Filme do Dia: O Gato (1971), Pierre Granier-Deferre


Le Chat
O Gato (Le Chat, França/Itália, 1971). Direção: Pierre Granier-Deferre. Rot. Adaptado: Pierre Granier-Deferre & Pascal Jardin, a partir do romance homônimo de Georges Simenon. Fotografia: Walter Wottitz. Música: Philippe Sarde. Montagem: Nino Baragli & Jean Ravel. Dir. de arte: Jacques Saulnier. Figurinos: Jo Ranzatto. Com: Jean Gabin, Simone Signoret, Annie Cordy, Jacques Rispal, Nicoles Desailly, Harry-Max, André Rouyer, Carlo Nell.

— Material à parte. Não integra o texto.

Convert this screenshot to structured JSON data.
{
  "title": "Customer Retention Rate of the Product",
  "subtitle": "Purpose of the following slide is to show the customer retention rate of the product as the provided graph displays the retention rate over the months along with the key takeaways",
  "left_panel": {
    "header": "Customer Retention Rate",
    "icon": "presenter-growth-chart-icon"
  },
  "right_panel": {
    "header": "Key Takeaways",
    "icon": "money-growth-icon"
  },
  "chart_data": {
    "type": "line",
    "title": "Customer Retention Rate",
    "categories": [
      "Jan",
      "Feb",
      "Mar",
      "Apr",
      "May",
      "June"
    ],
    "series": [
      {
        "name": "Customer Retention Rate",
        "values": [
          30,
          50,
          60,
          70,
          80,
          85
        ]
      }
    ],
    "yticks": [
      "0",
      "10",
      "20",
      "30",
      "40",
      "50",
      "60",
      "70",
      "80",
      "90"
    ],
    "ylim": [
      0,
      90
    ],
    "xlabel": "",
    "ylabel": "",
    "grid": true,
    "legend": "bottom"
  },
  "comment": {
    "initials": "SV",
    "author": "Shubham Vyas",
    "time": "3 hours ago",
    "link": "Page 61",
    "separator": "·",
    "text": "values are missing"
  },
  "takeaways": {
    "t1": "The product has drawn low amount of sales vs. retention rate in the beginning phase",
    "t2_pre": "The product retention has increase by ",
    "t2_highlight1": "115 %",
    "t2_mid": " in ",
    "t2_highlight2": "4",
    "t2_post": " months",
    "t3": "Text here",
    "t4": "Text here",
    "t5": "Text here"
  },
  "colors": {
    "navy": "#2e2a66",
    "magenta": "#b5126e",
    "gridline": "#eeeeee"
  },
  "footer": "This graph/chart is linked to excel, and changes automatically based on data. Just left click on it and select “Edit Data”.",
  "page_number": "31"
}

Casados há 25 anos, Julien (Gabin) e Clémence Bouin (Signoret), mal se falam. Eles vivem em um velho casarão rodeado por ruínas de um bairro em transformação. Sua convivência consiste basicamente em bilhetes jogados um ao outro e enquanto Julien regularmente visita o bordel comandado por Nelly (Cordy), Clémence, ex-trapezista de um circo, afoga suas mágoas na bebida. Ela nutre ciúmes pelo gato que Julien adotara da rua, e por quem direciona todo seu carinho e atenção. Certo dia Clémence simula que o gato havia rasgado boa parte da coleção de jornais de Julien. Doutra vez o leva ao mercado e lá o solta. Julien fica nervoso, mas após alguns momentos de tensão, reencontra o gato na rua. Por fim, Clémence, embriagada, mata o gato a tiros, quando Julien havia saído mais uma vez ao bordel. Ele retorna com os ruídos e deixa o corpo do gato na lata de lixo, abandonando a residência. Após mais de uma semana no bordel de Nelly, Julien resolve voltar, mas promete nunca mais dirigir a palavra a Clémence. Essa é fulminada por um ataque cardíaco pouco após e Julien a acode desesperado. Após sua morte, toma uma overdose de soníferos, é levado ao hospital, mas não resiste.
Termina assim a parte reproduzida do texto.